Two black leaders addressed about 100 people, telling them local politicians were ignoring their community and that had to stop.

"It's time to let elected officials and businesses know we should be included in all decisions to improve economically, educationally, by voter empowerment," the Rev. James Irvin, president of the Washington County National Association for the Advancement of Colored People, said in an interview. "For too long this community has been ignored by elected officials."

About 100 of the more than 250 people at the park off Sumans Avenue sat around the pavilion listening to Irvin and the invited speaker Del. Joanne C. Benson, D-Prince George's.

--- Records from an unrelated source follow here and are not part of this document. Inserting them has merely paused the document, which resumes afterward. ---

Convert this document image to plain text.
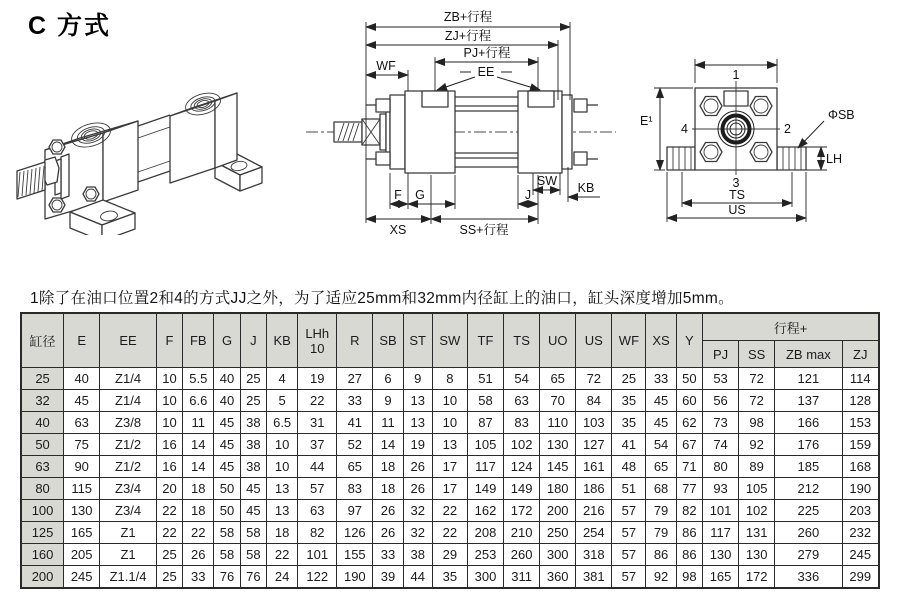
C 方式	ZB+行程
ZJ+行程
PJ+行程
WF	EE
SW KB
F G	J
XS	SS+行程
1
4	2
3
E¹	ΦSB
LH
TS
US

1除了在油口位置2和4的方式JJ之外，为了适应25mm和32mm内径缸上的油口，缸头深度增加5mm。

缸径	E	EE	F	FB	G	J	KB	LHh
10	R	SB	ST	SW	TF	TS	UO	US	WF	XS	Y	行程+			
																				PJ	SS	ZB max	ZJ
25	40	Z1/4	10	5.5	40	25	4	19	27	6	9	8	51	54	65	72	25	33	50	53	72	121	114
32	45	Z1/4	10	6.6	40	25	5	22	33	9	13	10	58	63	70	84	35	45	60	56	72	137	128
40	63	Z3/8	10	11	45	38	6.5	31	41	11	13	10	87	83	110	103	35	45	62	73	98	166	153
50	75	Z1/2	16	14	45	38	10	37	52	14	19	13	105	102	130	127	41	54	67	74	92	176	159
63	90	Z1/2	16	14	45	38	10	44	65	18	26	17	117	124	145	161	48	65	71	80	89	185	168
80	115	Z3/4	20	18	50	45	13	57	83	18	26	17	149	149	180	186	51	68	77	93	105	212	190
100	130	Z3/4	22	18	50	45	13	63	97	26	32	22	162	172	200	216	57	79	82	101	102	225	203
125	165	Z1	22	22	58	58	18	82	126	26	32	22	208	210	250	254	57	79	86	117	131	260	232
160	205	Z1	25	26	58	58	22	101	155	33	38	29	253	260	300	318	57	86	86	130	130	279	245
200	245	Z1.1/4	25	33	76	76	24	122	190	39	44	35	300	311	360	381	57	92	98	165	172	336	299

The local NAACP chapter was reactivated last October after being inactive a few years, Irvin said. Saturday's event had a strong showing thanks to networking efforts by organizers.

Irvin encouraged attendees to shop only at businesses that sponsored the event.

"Remember these people. If they didn't give you a piece of chicken or a soda, then don't shop there," Irvin said.

"You may call it playing hardball. You may call it threatening people, but you gotta do what you gotta do," Irvin told those gathered around the pavilion.

"It's time for this community to wake up and realize you have a voice, you have power," Irvin said.

Benson told attendees that state government officials don't know the NAACP is in Hagerstown and have "canceled us out."

Benson, who was raised in Hagerstown, told attendees they should vote for candidates based on their record, not on how much they like them.

After her speech, Benson said there was no excuse for area youngsters not to have an educational and recreational program.

Memorial Recreation Center offers such programs, but it's in financial straits, Executive Director Ruth Monroe said. The center, which serves about 50 children a day, didn't get as much funding from the United Way and the Washington County government this year so it's operating on a month-to-month basis, Monroe said.

Monroe said she plans to ask the City of Hagerstown for money for operating expenses. Usually, the city just helps Memorial Recreation by distributing federal Community Development Block Grants to the center, she said.

Benson said state, county and city officials have written off the community, putting it in deep neglect and allowing it to be "swamped in drugs."

In interviews after their speeches, Benson and Irvin both said they believed racial profiling was going on in Washington County, but gave no specific examples.

Hagerstown Police Lt. Margaret Kline said that, in her experience, the department has not singled people out for their race. She could not offer statistical support Saturday.

Starting in January, officers began filling out forms meant to track whether there is racial profiling. Police agencies throughout the state are supposed to do this by 2003, Kline said.

Hagerstown Police officers fill out the forms for certain traffic stops. Besides marking the person's race and gender, officers are to check off the reason for the stop, the duration, whether a search was conducted and whether it resulted in a citation, warning or arrest.

Those forms are sent to Internal Affairs for tallying, Kline said.

In recent years as racial profiling has been in the news, the department also has made an effort to educate officers and community members not to suspect someone of drug dealing or other crimes based on race, Kline said.

For a planned Aug. 1 Night Out event, the department is mailing invitations and brochures to help residents determine what constitutes suspicious activity that should be reported to police, Kline said. Those mailings will be sent to the Broadway/North Neighborhoods First area and the Bethel Gardens/Jonathan Street area.

Irvin also said he was concerned police were focusing on drug dealers and not on buyers.

Kline said the department conducts stings for dealers and buyers.

The day's picnic was about more than political messages.

After making serious efforts to get the word out about the event, organizer Ron Lytle was expecting as many as 400 people.

"It's going great. I think it's going to increase as the day gets older," Lytle said.

Children were playing basketball, getting their faces painted and playing horseshoes. Jump rope and hula hoop competitions were to be held later that afternoon.

Warlords Academy of Martial Arts gave a karate demonstration with students from Baltimore and Hagerstown.

The mentoring group Each One Teach One was also represented at the event. The group, started last August, has been holding events such as splash or pool parties and a 3-on-3 basketball tournament April through June while it raises money for its mentoring efforts, program coordinator Brian Robinson said.

Robinson and Jackie Spriggs are each mentoring 10 to 15 young people.

They hope to start teaching people how to be mentors by the end of the year, Robinson said.